Google described the safety work for Gemini 2.5 Flash under the same Frontier Safety Framework that covered Gemini 2.5 Pro. The company reported that the model had been evaluated against the then-current critical-capability thresholds for risks such as cyber-offense, autonomy, and biological uplift, and that no mitigations beyond standard release-time controls were required. The smaller model size and shorter thinking budget meant Flash was seen as a lower-risk release than Pro on most autonomy axes. Known limitations included the January 2025 knowledge cutoff (Google Search grounding is the recommended workaround for post-cutoff information),[^13] noticeable time-to-first-token delays on very long prompts, and the absence of the 2 million token context expansion announced for Gemini 2.5 Pro; the Flash ceiling remained 1 million tokens. The model can hallucinate, particularly when reasoning across multiple long documents, with fabricated quotes and confident citations of sources not present in the input among the most-discussed failure modes in mid-2025. Image, audio, and video generation are not native to the stable gemini-2.5-flash text endpoint; they are handled by sibling models such as Imagen 4, Veo 3, the Gemini 2.5 Flash Image variant, and the Live API native audio mode.[^13]

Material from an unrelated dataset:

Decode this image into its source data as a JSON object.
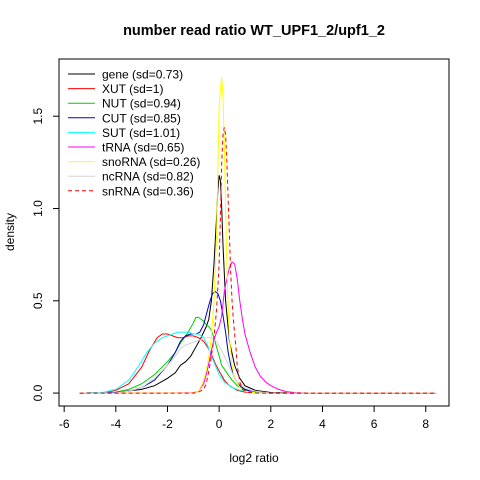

Gemini 3 Flash launched on December 17, 2025 and replaced Gemini 2.5 Flash as the default in the Gemini app and AI Mode in Google Search on launch day. The Gemini 3 Flash release was a substantial leap on benchmarks, with 90.4 percent on GPQA Diamond and 78 percent on SWE-bench Verified, while pricing rose modestly to $0.50 per million input and $3.00 per million output tokens. Gemini 2.5 Flash remained available on the Gemini API and Vertex AI after the Gemini 3 launch as a price-performance option, with gemini-flash-latest moving on to Gemini 3 Flash. Google's published deprecation schedule lists October 16, 2026 as the earliest possible shutdown date for gemini-2.5-flash, gemini-2.5-pro, and gemini-2.5-flash-lite, with gemini-3-flash-preview, gemini-3.1-pro-preview, and gemini-3.1-flash-lite respectively named as the recommended replacements; the Live API preview gemini-live-2.5-flash-preview was retired earlier, on December 9, 2025.[^21]
The lasting impact sat in three areas. First, it normalized the idea that a Flash-class model could be a real reasoning model rather than just a fast non-reasoner, a pattern most other labs followed through 2025 and 2026. Second, the hybrid reasoning design with an explicit thinking budget became a widely copied pattern at Anthropic, OpenAI, and several open-weight labs. Third, the unified production endpoint that could serve both reasoning and non-reasoning traffic through a single model identifier reduced the operational overhead of routing requests across multiple models. The accompanying sibling-model strategy, in which Google paired a single text backbone with dedicated Live API, image, and TTS endpoints under the same generation name, also became a template Google reused for the Gemini 3 family.